Em nota à reportagem, a Prefeitura de São Paulo lembrou que o descarte irregular de resíduos/lixo é crime ambiental, sujeito a multa de até R$ 25 mil e prisão. Em 2024, foram aplicadas 898 multas, totalizando quase R$ 9 milhões. No mesmo ano, a Selimp afirma ter realizado 814 ações de conscientização ambiental na cidade.
Coleta em condomínios e em ocupações
A reportagem também questionou Haddad sobre questões pontuais da operação. Uma delas refere-se à coleta de recicláveis em condomínios, pois é comum que, especialmente nos construídos há mais tempo, haja apenas um espaço para o acúmulo de lixo, e não raro são os coletores autônomos que separam os recicláveis assim que são colocados nas ruas.
“Hoje, há muitos atores em busca dos resíduos, como os coletores individuais, as cooperativas e até empresas especializadas na coleta de recicláveis. Estamos tentando entender melhor esse novo mercado para poder incrementar e melhorar a coleta. O recente contrato prevê o estudo de um novo modelo de coleta seletiva, também considerando essa questão dos condomínios”, explicou o diretor da SP Regula, detalhando que os condomínios podem, via contrato com a Prefeitura, obter um contêiner próprio para os recicláveis.
Outra situação mapeada pela reportagem refere-se à não coleta de recicláveis nas ocupações habitacionais, resultando no acúmulo de resíduos diversos na frente desses locais. “Esse morador tem muito mais dificuldade com o reciclável, porque muitas vezes está em submoradias e sem espaço para separar ou guardar o material. Temos feito coletas específicas nessas comunidades, algumas até aos domingos, principalmente de lixo comum. Fazer a coleta seletiva nelas é ainda mais desafiador, pois se colocamos um contêiner, o material não permanecerá até a Prefeitura chegar, pois haverá quem o recolha antes. Por isso, também temos buscado identificar iniciativas que peguem esse material, como as cooperativas e startups”, detalhou Mauro Haddad.
Fiscalização e conscientização

O diretor da SP Regula comentou sobre o desafio de consolidar o hábito da separação do resíduo reciclável: “Esse engajamento deve ser permanente para que as pessoas entendam que é importante separar o lixo por questões financeira, ambiental e social, pois gera emprego e renda para os catadores”.

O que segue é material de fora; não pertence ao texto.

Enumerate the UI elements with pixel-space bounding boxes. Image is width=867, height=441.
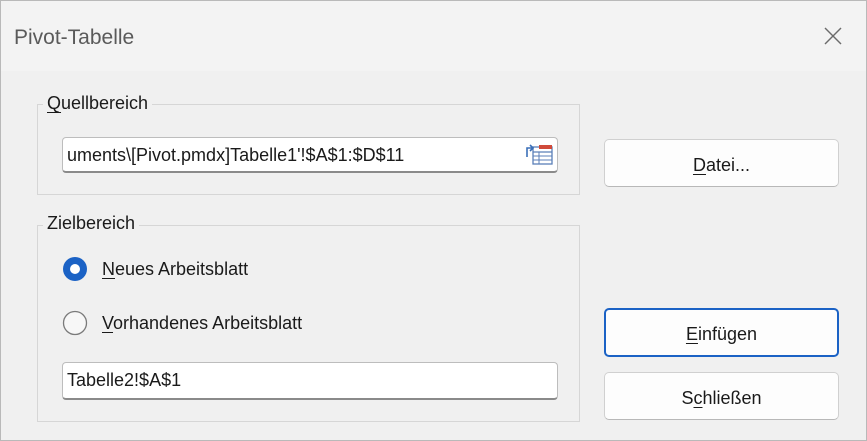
target-range-input[interactable]: Tabelle2!$A$1: [62, 362, 558, 400]
insert-button-label: Einfügen: [685, 324, 758, 344]
source-range-value: uments\[Pivot.pmdx]Tabelle1'!$A$1:$D$11: [67, 145, 405, 165]
close-icon: [824, 27, 842, 45]
source-range-legend: Quellbereich: [43, 94, 153, 112]
range-select-icon[interactable]: [524, 143, 554, 167]
pivot-dialog: Pivot-Tabelle Quellbereich uments\[Pivot…: [0, 0, 867, 441]
radio-new-sheet[interactable]: Neues Arbeitsblatt: [62, 256, 362, 282]
title-bar: Pivot-Tabelle: [1, 1, 866, 71]
close-button[interactable]: Schließen: [604, 372, 839, 420]
radio-existing-sheet[interactable]: Vorhandenes Arbeitsblatt: [62, 310, 382, 336]
close-button-label: Schließen: [681, 388, 762, 408]
radio-new-sheet-label: Neues Arbeitsblatt: [102, 259, 249, 279]
radio-selected-icon: [63, 257, 87, 281]
target-range-legend: Zielbereich: [43, 214, 140, 232]
dialog-title: Pivot-Tabelle: [14, 26, 135, 49]
file-button[interactable]: Datei...: [604, 139, 839, 187]
radio-unselected-icon: [62, 310, 88, 336]
radio-existing-sheet-label: Vorhandenes Arbeitsblatt: [102, 313, 303, 333]
source-range-input[interactable]: uments\[Pivot.pmdx]Tabelle1'!$A$1:$D$11: [62, 137, 558, 173]
target-range-value: Tabelle2!$A$1: [67, 370, 182, 390]
close-window-button[interactable]: [796, 1, 866, 71]
file-button-label: Datei...: [692, 155, 751, 175]
insert-button[interactable]: Einfügen: [604, 308, 839, 357]
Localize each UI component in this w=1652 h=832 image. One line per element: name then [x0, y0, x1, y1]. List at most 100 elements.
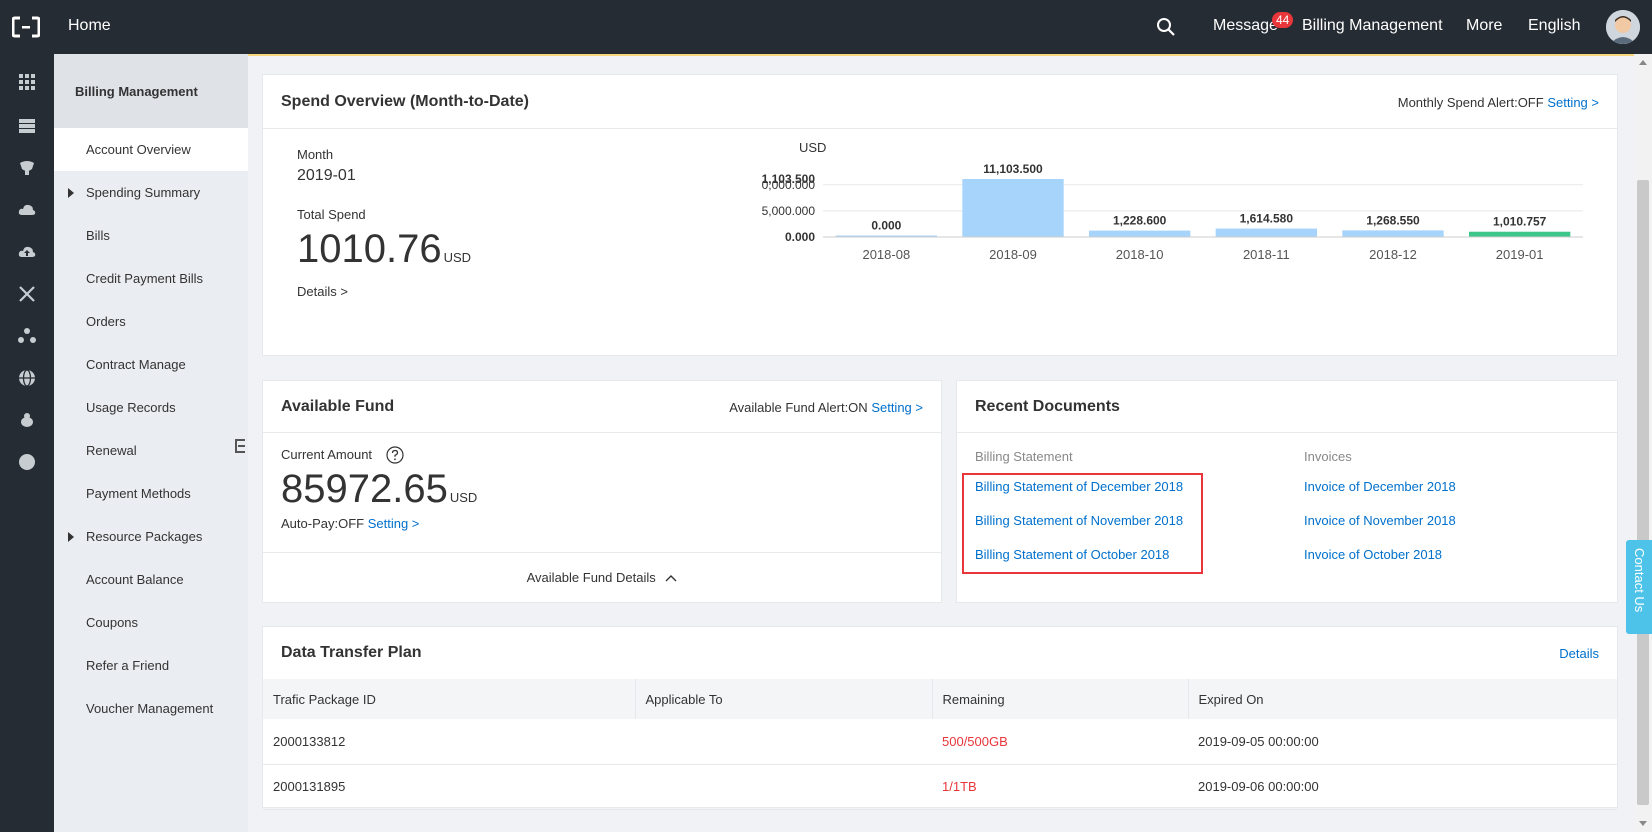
bar-2018-09[interactable]: [962, 179, 1064, 237]
x-tick-label: 2018-12: [1369, 247, 1417, 262]
sidebar-item-contract-manage[interactable]: Contract Manage: [54, 343, 248, 386]
y-axis-label: USD: [799, 140, 826, 155]
applicable-to-cell: [635, 719, 932, 765]
sidebar-item-usage-records[interactable]: Usage Records: [54, 386, 248, 429]
invoice-link-october[interactable]: Invoice of October 2018: [1304, 547, 1442, 562]
column-header-expired-on: Expired On: [1188, 679, 1617, 719]
bar-value-label: 1,614.580: [1240, 212, 1294, 226]
monthly-spend-alert: Monthly Spend Alert:OFF Setting >: [1398, 95, 1599, 110]
sidebar-item-label: Payment Methods: [86, 486, 191, 501]
bar-2018-10[interactable]: [1089, 230, 1191, 237]
sidebar-item-spending-summary[interactable]: Spending Summary: [54, 171, 248, 214]
database-icon[interactable]: [17, 158, 37, 178]
sidebar-item-voucher-management[interactable]: Voucher Management: [54, 687, 248, 730]
y-tick-label: 5,000.000: [762, 204, 816, 218]
fund-alert-setting-link[interactable]: Setting >: [871, 400, 923, 415]
sidebar-item-credit-payment-bills[interactable]: Credit Payment Bills: [54, 257, 248, 300]
globe-icon[interactable]: [17, 368, 37, 388]
current-amount-number: 85972.65: [281, 467, 448, 511]
home-link[interactable]: Home: [68, 17, 111, 35]
auto-pay-status: Auto-Pay:OFF Setting >: [281, 516, 419, 531]
billing-statement-heading: Billing Statement: [975, 449, 1073, 464]
sidebar-item-label: Account Balance: [86, 572, 184, 587]
contact-us-tab[interactable]: Contact Us: [1626, 540, 1652, 634]
sidebar-item-label: Refer a Friend: [86, 658, 170, 673]
total-spend-value: 1010.76 USD: [297, 227, 471, 272]
sidebar-item-label: Account Overview: [86, 142, 191, 157]
scrollbar-thumb[interactable]: [1637, 180, 1649, 805]
sidebar-item-label: Resource Packages: [86, 529, 203, 544]
sidebar-collapse-handle[interactable]: [232, 428, 248, 464]
remaining-cell: 500/500GB: [932, 719, 1188, 765]
sidebar-item-account-balance[interactable]: Account Balance: [54, 558, 248, 601]
spend-details-link[interactable]: Details >: [297, 284, 348, 299]
recent-documents-card: Recent Documents Billing Statement Invoi…: [956, 380, 1618, 603]
contact-us-label: Contact Us: [1632, 548, 1647, 613]
server-icon[interactable]: [17, 116, 37, 136]
column-header-package-id: Trafic Package ID: [263, 679, 636, 719]
auto-pay-setting-link[interactable]: Setting >: [368, 516, 420, 531]
sidebar-title: Billing Management: [54, 54, 248, 128]
invoice-link-december[interactable]: Invoice of December 2018: [1304, 479, 1456, 494]
currency-unit: USD: [443, 250, 472, 265]
bar-value-label: 0.000: [871, 219, 901, 233]
sidebar-item-resource-packages[interactable]: Resource Packages: [54, 515, 248, 558]
avatar[interactable]: [1606, 10, 1640, 44]
scroll-down-arrow-icon[interactable]: [1638, 818, 1648, 828]
sidebar-item-label: Renewal: [86, 443, 137, 458]
bar-value-label: 11,103.500: [983, 162, 1043, 176]
sidebar-item-bills[interactable]: Bills: [54, 214, 248, 257]
plan-details-link[interactable]: Details: [1559, 646, 1599, 661]
bug-icon[interactable]: [17, 410, 37, 430]
y-tick-label: 1,103.500: [762, 172, 816, 186]
sidebar-item-label: Coupons: [86, 615, 139, 630]
sidebar-item-renewal[interactable]: Renewal: [54, 429, 248, 472]
language-switch[interactable]: English: [1528, 17, 1580, 35]
sidebar-item-label: Usage Records: [86, 400, 176, 415]
sidebar-item-label: Credit Payment Bills: [86, 271, 204, 286]
cluster-icon[interactable]: [17, 326, 37, 346]
network-icon[interactable]: [17, 284, 37, 304]
sidebar-item-refer-a-friend[interactable]: Refer a Friend: [54, 644, 248, 687]
product-rail: [0, 54, 54, 832]
sidebar-item-orders[interactable]: Orders: [54, 300, 248, 343]
sidebar-item-account-overview[interactable]: Account Overview: [54, 128, 248, 171]
month-value: 2019-01: [297, 167, 356, 184]
invoice-link-november[interactable]: Invoice of November 2018: [1304, 513, 1456, 528]
notice-strip: [248, 54, 1634, 56]
sidebar-item-coupons[interactable]: Coupons: [54, 601, 248, 644]
bar-2018-11[interactable]: [1215, 228, 1317, 237]
grid-icon[interactable]: [17, 72, 37, 92]
circle-icon[interactable]: [17, 452, 37, 472]
alert-status: Monthly Spend Alert:OFF: [1397, 95, 1544, 110]
sidebar-item-payment-methods[interactable]: Payment Methods: [54, 472, 248, 515]
bar-2018-12[interactable]: [1342, 230, 1444, 237]
invoices-heading: Invoices: [1304, 449, 1352, 464]
billing-management-link[interactable]: Billing Management: [1302, 17, 1443, 35]
column-header-applicable-to: Applicable To: [635, 679, 933, 719]
spend-overview-title: Spend Overview (Month-to-Date): [281, 93, 530, 110]
bar-2019-01[interactable]: [1469, 231, 1571, 237]
x-tick-label: 2019-01: [1496, 247, 1544, 262]
search-icon[interactable]: [1156, 17, 1176, 37]
fund-alert-status: Available Fund Alert:ON: [729, 400, 868, 415]
expand-arrow-icon: [68, 188, 74, 198]
data-transfer-plan-title: Data Transfer Plan: [281, 644, 422, 661]
sidebar-item-label: Spending Summary: [86, 185, 201, 200]
bar-value-label: 1,228.600: [1113, 214, 1167, 228]
more-menu[interactable]: More: [1466, 17, 1502, 35]
table-header-row: Trafic Package ID Applicable To Remainin…: [263, 679, 1617, 719]
x-tick-label: 2018-09: [989, 247, 1037, 262]
scroll-up-arrow-icon[interactable]: [1638, 58, 1648, 68]
cloud-upload-icon[interactable]: [17, 242, 37, 262]
cloud-icon[interactable]: [17, 200, 37, 220]
expired-on-cell: 2019-09-06 00:00:00: [1188, 764, 1617, 810]
bar-value-label: 1,268.550: [1366, 213, 1420, 227]
cloud-logo-icon[interactable]: [12, 15, 40, 39]
sidebar-item-label: Voucher Management: [86, 701, 214, 716]
spend-alert-setting-link[interactable]: Setting >: [1547, 95, 1599, 110]
message-link[interactable]: Message: [1213, 17, 1278, 35]
available-fund-details-toggle[interactable]: Available Fund Details: [263, 552, 941, 602]
recent-documents-title: Recent Documents: [975, 398, 1120, 415]
help-question-icon[interactable]: [386, 446, 404, 464]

Haddad assegurou, ainda, que as duas concessionárias que prestam serviço na cidade contam com equipes de conscientização ambiental e que a SP Regula tem feito ações conjuntas com as Secretarias de Educação e do Verde e do Meio Ambiente. “Estamos constantemente nas escolas, levando informação às crianças, para que elas a repassem em casa”, exemplificou, destacando ainda as parcerias com empresas, faculdades, entidades de bairro e igrejas para conscientizar as pessoas sobre os benefícios da coleta seletiva.